Cela nous amène naturellement à répondre à la deuxième question : plus efficace pour quoi ? Pour prédire le meilleur comportement à adopter dans telle ou telle situation, tout simplement. Le neurobiologiste français Alain Berthoz disait déjà, il y a de nombreuses années :

« La mémoire du passé n’est pas faite pour se souvenir du passé, elle est faite pour prévenir le futur. La mémoire est un instrument de prédiction. »

Et j’ai parlé ici à plusieurs reprises, dont une juste avant les Fêtes, de toute cette mouvance en neurosciences où l’on considère le cerveau d’abord et avant tout comme une machine à faire constamment des prédictions. Pour le dire comme la neuroscientifique Maria Wimber dans l’article de Siegfried, le problème qui surgit lorsque l’on accumule les détails est celui de « l’overfitting » qui est l’inverse d’un bon modèle assez général pour être capable de s’accommoder de nombreuses situations similaires.
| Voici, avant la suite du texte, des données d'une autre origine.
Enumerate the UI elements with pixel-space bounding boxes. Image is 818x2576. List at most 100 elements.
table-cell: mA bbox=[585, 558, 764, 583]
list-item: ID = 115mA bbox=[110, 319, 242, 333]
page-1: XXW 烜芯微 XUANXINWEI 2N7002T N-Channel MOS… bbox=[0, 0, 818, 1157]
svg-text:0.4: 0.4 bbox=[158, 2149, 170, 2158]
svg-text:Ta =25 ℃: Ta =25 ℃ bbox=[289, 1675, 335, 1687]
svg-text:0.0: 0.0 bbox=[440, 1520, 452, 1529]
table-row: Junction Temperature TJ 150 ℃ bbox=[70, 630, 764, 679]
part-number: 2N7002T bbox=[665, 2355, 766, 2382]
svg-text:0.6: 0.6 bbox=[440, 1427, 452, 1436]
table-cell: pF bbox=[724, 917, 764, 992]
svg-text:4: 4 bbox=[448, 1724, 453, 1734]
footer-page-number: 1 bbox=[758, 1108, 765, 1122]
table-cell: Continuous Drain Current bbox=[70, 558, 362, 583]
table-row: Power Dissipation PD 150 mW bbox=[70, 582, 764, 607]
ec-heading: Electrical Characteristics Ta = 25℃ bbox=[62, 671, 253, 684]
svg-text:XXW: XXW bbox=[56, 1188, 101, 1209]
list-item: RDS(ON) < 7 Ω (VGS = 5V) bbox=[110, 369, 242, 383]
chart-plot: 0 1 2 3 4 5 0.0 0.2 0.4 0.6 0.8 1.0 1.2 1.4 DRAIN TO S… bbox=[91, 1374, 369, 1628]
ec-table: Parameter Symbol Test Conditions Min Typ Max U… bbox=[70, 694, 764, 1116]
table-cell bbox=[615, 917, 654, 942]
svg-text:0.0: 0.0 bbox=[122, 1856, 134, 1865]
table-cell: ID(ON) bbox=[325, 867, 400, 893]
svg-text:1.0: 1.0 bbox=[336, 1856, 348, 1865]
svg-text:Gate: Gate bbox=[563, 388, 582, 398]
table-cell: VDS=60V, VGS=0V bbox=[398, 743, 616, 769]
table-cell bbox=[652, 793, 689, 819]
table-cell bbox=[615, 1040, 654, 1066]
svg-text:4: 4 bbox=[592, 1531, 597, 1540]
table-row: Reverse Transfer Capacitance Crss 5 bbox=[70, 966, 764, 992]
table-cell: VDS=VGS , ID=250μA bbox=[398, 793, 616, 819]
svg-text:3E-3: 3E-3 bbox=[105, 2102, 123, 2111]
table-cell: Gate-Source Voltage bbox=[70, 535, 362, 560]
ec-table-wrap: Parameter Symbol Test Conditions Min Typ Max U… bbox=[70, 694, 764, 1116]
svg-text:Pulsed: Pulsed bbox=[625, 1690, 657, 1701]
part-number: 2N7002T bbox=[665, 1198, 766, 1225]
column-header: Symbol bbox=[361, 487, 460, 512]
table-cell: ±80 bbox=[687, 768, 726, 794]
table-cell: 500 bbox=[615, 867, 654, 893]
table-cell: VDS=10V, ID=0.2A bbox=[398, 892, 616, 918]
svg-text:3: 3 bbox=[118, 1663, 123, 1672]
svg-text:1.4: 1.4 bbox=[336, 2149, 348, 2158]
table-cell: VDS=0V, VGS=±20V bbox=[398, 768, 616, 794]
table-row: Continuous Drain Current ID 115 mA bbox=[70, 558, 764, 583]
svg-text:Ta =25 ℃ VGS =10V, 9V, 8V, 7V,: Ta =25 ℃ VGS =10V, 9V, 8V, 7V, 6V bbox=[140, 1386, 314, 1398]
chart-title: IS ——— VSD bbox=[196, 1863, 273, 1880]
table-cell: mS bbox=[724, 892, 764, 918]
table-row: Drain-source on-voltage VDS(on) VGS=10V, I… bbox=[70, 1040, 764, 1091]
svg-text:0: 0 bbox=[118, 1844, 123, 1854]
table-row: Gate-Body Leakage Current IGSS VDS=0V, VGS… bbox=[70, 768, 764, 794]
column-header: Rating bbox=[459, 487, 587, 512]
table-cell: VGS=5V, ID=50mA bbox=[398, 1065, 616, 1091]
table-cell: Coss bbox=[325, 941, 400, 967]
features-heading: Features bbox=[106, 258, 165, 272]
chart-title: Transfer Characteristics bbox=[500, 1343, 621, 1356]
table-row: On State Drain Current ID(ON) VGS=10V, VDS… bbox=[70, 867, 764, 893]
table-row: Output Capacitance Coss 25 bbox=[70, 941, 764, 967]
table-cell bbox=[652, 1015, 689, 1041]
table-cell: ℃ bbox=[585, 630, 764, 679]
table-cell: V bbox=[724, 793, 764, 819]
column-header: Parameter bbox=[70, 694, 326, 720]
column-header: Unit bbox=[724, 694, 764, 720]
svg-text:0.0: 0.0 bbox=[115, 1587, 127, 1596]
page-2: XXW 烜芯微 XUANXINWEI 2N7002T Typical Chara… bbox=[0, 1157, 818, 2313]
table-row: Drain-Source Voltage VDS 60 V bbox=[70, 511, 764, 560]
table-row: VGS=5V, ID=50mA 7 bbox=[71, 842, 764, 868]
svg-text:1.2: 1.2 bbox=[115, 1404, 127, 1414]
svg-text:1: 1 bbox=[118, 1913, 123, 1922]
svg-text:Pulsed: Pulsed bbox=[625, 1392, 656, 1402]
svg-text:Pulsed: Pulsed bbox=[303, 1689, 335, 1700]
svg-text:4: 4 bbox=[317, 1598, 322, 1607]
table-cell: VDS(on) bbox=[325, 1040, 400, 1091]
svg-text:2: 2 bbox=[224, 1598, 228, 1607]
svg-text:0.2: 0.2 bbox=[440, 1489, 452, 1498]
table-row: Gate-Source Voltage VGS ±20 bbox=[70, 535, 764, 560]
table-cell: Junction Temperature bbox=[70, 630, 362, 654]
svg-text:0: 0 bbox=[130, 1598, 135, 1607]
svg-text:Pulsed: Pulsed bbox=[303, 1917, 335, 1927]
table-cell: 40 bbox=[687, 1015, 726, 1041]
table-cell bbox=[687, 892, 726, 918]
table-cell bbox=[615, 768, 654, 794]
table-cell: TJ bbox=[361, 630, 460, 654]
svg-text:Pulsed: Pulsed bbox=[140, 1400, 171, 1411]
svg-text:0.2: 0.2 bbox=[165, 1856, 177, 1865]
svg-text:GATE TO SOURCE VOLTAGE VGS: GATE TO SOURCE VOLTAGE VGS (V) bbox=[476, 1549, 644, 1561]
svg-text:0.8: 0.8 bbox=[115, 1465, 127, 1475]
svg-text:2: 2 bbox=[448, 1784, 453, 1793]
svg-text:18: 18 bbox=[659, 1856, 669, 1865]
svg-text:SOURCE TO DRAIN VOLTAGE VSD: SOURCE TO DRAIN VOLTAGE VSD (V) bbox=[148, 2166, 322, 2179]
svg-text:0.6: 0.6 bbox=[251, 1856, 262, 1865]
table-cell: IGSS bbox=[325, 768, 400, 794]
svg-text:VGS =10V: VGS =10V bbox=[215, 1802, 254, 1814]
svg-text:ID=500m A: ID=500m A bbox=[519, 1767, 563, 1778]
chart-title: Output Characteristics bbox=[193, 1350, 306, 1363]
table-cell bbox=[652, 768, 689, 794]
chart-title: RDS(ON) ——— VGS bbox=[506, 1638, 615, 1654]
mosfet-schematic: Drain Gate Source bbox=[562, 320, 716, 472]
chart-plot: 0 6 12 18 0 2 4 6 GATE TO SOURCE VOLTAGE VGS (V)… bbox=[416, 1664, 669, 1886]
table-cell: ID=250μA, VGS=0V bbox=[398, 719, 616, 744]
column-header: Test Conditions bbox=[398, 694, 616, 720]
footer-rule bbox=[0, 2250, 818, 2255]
Tranquillement donc, différentes pièces du puzzle commencent à s’assembler pour laisser entrevoir une conception du cerveau qui s’éloigne des mauvaises métaphores informatiques et s’enracine dans une perspective évolutive qui met l’accent sur l’importance de l’action. Oublier les détails pour mieux généraliser et donc mieux agir permet, à long terme et en moyenne (pour employer une précision chère à Friston et Cie), de maintenir son organisme à l’intérieur des limites physiologiques de la viabilité, bref de ne pas crever prématurément !

Un petit bémol en terminant à propos du schéma de l’article de Siegfried visant à illustrer comment les engrammes mnésiques se forment et peuvent disparaître. Je préfère de loin l’illustration d’un article de Rodrigo Quian Quiroga où l’on évoque fort bien ce à quoi pourrait ressembler une assemblée de neurones sélectionnées formant l’engramme d’un souvenir de Luke Skywalker. Ou encore, la première illustration de l’article de 2015 de Sheena A. Josselyn et Paul W. Frankland, Finding the engram (et dont une partie illustre ce billet), les deux neurobiologistes dont l’article de revue de 2018, Memory Allocation: Mechanisms and Function, est cité comme référence par Siegfried.